Yakima hospital gets help from the National Guard

YAKIMA, Wash. — With a record number of staff out sick with COVID-19 or quarantining due to the surge of the Omicron variant, Yakima Valley Memorial Hospital is looking to the Washington National Guard for help.

“Our associate chief medical officer has been working here for 30 years and she has never seen the National Guard deployed here before,” YVMH Chief Medical Officer Marty Brueggemann said. “It just kind of highlights the significance of what we’re experiencing today.”

On Friday, the hospital had a record number of 253 employees out; while that number decreased to 197 on Monday, officials said they haven’t yet reached the breaking point.

Brueggemann has attributed their endurance through the current surge to the addition of 40 nurses from the Federal Emergency Management Agency last fall and now, to the Washington National Guard.

“We’re certainly grateful when we get some help,” Brueggemann said. “These guardsmen come from all over the state: from Seattle, Federal Way, Longview and some of them are from closer areas like Yakima, Selah, Ellensburg.”

Gov. Jay Inslee announced earlier this month he would be sending out 100 members of the National Guard to help hospitals with widespread staffing issues in their emergency rooms during the current surge; 11 members arrived in Yakima over the weekend.

National Guard 1 National Guard At The Hospital Entrance

Courtesy: Yakima Valley Memorial Hospital

Gov. Jay Inslee announced earlier this month he would be sending out 100 members of the National Guard to help hospitals with widespread staffing issues in their emergency rooms during the current surge; 11 members arrived in Yakima over the weekend. 

“We’ll be here four weeks, doing things like greeting patients, restocking rooms and wheeling patients around in wheelchairs,” said 2nd Lt. Paige Bentley, the officer in charge of the National Guard members in Yakima. “We may do other non-clinical tasks as they arise.”

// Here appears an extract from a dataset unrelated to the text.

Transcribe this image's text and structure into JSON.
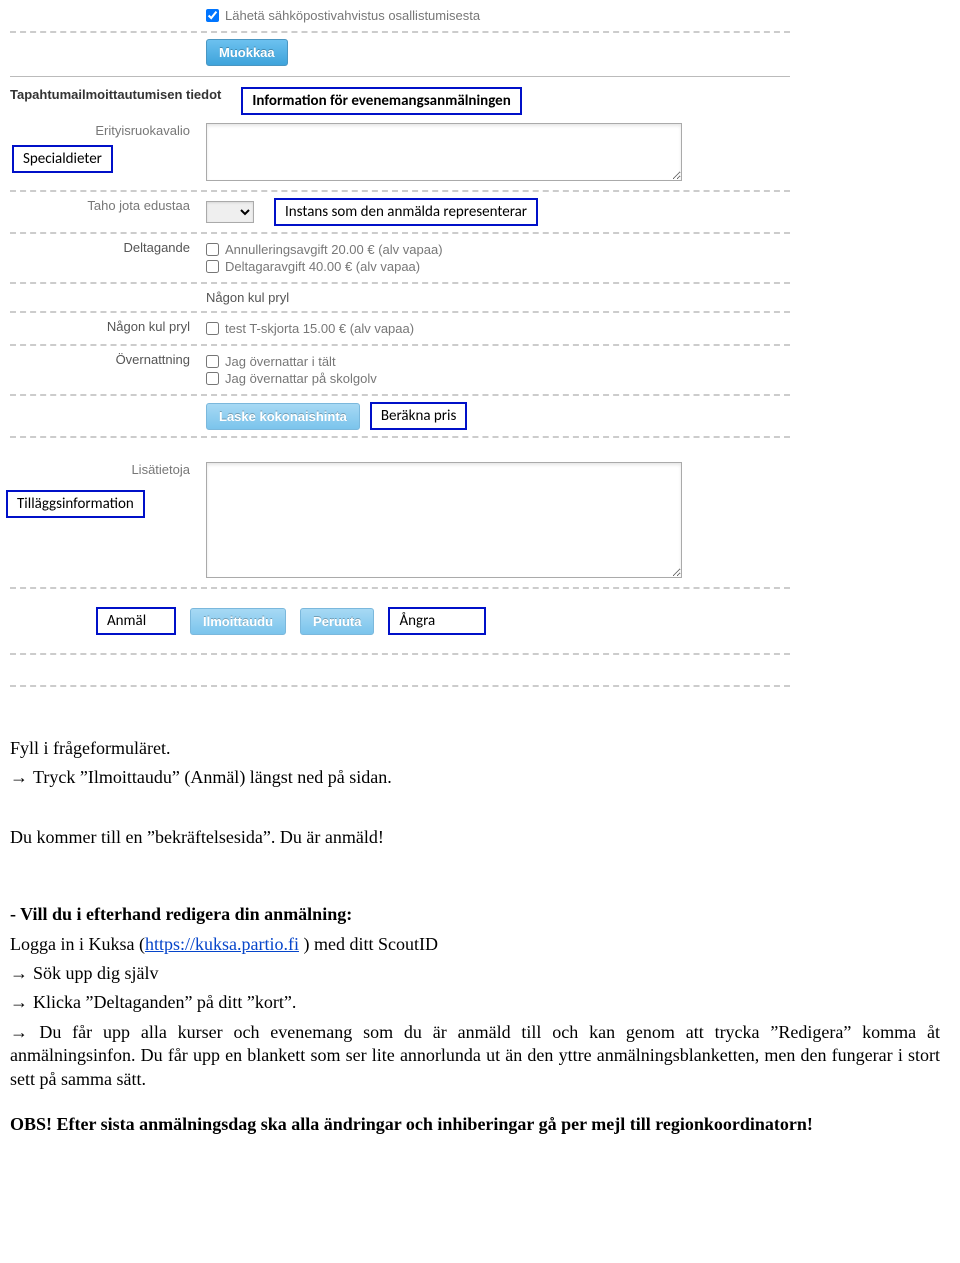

Brueggemann said though they won’t be able to help with direct patient care or tasks that require medical training, their help will free up those who do have that training to be able to take on additional patients.

“Our support will help alleviate some of the workload issues faced inside our care facilities as well as reduce the number of people walking into the emergency room seeking COVID-19 tests,” Bentley said. “It’s just been really great to help out the hospital.”

While the National Guard is only scheduled to be deployed at the hospital for four weeks, Brueggemann said the governor could extend that time period if there’s sufficient need.

“Hopefully, by that time, we’ll be through the major portion of the peak,” Brueggemann said.